Our "tool" watches usually have a water resistance rating marked on them somewhere. The term "water resistance" is the liberal, politically correct version of the older and proudly unambiguous "water-proof". The rating is usually marked in meters - but it never says what kind of fluid those meters represent. Certainly, if I plunged my watch 200 meters deep into a pool of mercury I would expect something nasty to happen. However, we can safely assume that the Makers do mean water by the implication of references to swimming, diving, showering, etc. Other popular units of rating are "bars" or "atmospheres". All of these units are slightly different to each other, that is to say 10 bar is not exactly 10 atm. Similarly, 100m of seawater exerts a different pressure than 100m of fresh water.
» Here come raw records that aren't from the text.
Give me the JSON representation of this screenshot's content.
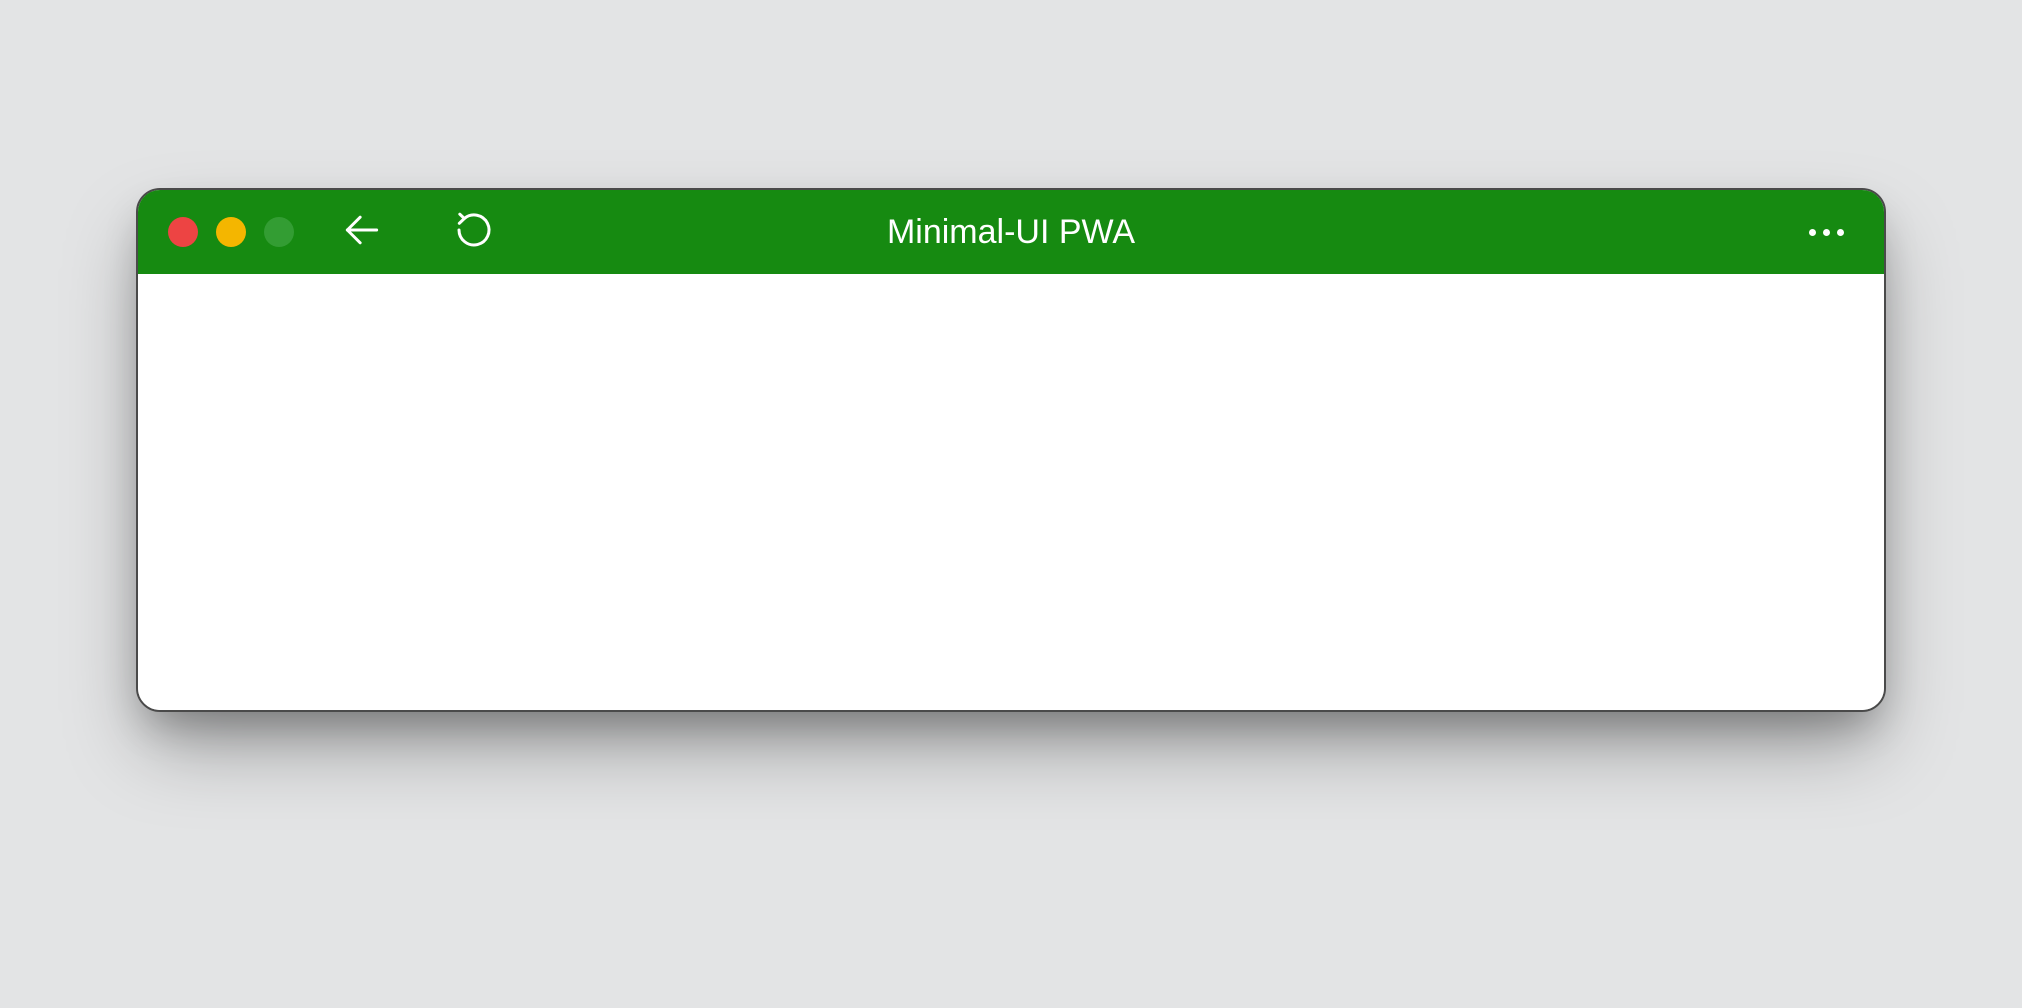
{
  "window": {
    "title": "Minimal-UI PWA"
  },
  "colors": {
    "titlebar_bg": "#168a11",
    "close": "#ed4443",
    "minimize": "#f4b600",
    "maximize": "#339d33"
  }
}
Here's a handy little table for those who just have to know.
It's used horizontally (stand up, fool!). Use the bold figures and go left or right to see the equivalents. For example, 10 bar is 99.291m of seawater. If yours is 20 bar then multiply the equivalent by 20/10, i.e. 2 x 99.291 = 198.58m. Divide by 0.3048 to get feet from meters . . 198.58/0.3048 = 652ft.
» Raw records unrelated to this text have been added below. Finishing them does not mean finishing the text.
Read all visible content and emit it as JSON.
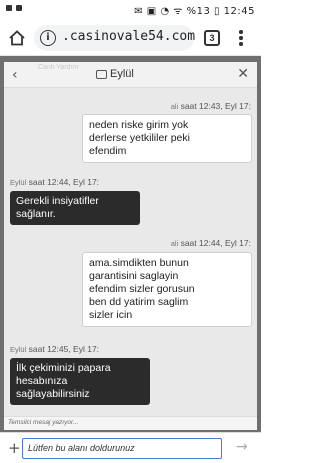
{
  "status_bar": {
    "icons_text": "✉ ▣ ◔ ᯤ %13 ▯ 12:45"
  },
  "browser": {
    "url": ".casinovale54.com",
    "tab_count": "3"
  },
  "chat": {
    "header_title": "Eylül",
    "ghost_header": "Canlı Yardım",
    "messages": [
      {
        "sender": "user",
        "who": "ali",
        "time": "saat 12:43, Eyl 17:",
        "lines": [
          "neden riske girim yok",
          "derlerse yetkililer peki",
          "efendim"
        ]
      },
      {
        "sender": "agent",
        "who": "Eylül",
        "time": "saat 12:44, Eyl 17:",
        "lines": [
          "Gerekli insiyatifler",
          "sağlanır."
        ]
      },
      {
        "sender": "user",
        "who": "ali",
        "time": "saat 12:44, Eyl 17:",
        "lines": [
          "ama.simdikten bunun",
          "garantisini saglayin",
          "efendim sizler gorusun",
          "ben dd yatirim saglim",
          "sizler icin"
        ]
      },
      {
        "sender": "agent",
        "who": "Eylül",
        "time": "saat 12:45, Eyl 17:",
        "lines": [
          "İlk çekiminizi papara",
          "hesabınıza",
          "sağlayabilirsiniz"
        ]
      }
    ],
    "typing_indicator": "Temsilci mesaj yazıyor...",
    "input_value": "Lütfen bu alanı doldurunuz"
  },
  "colors": {
    "user_bubble": "#ffffff",
    "agent_bubble": "#2b2b2b",
    "input_border": "#4a7bd0"
  }
}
It looks like a watch rated in ATM is the most "water resistant" in theory but I have to say that, after taking some time to research and create this fine little table, I find it to be virtually useless! It's useless because it doesn't help anybody in the real world. In the real world, watches do not implode or flood with water as soon as the rating depth is exceeded, any more than Tritium lume becomes completely invisible exactly 12.33 years after it was made. Now warranties are a different matter, somewhat akin to falling buttered toast!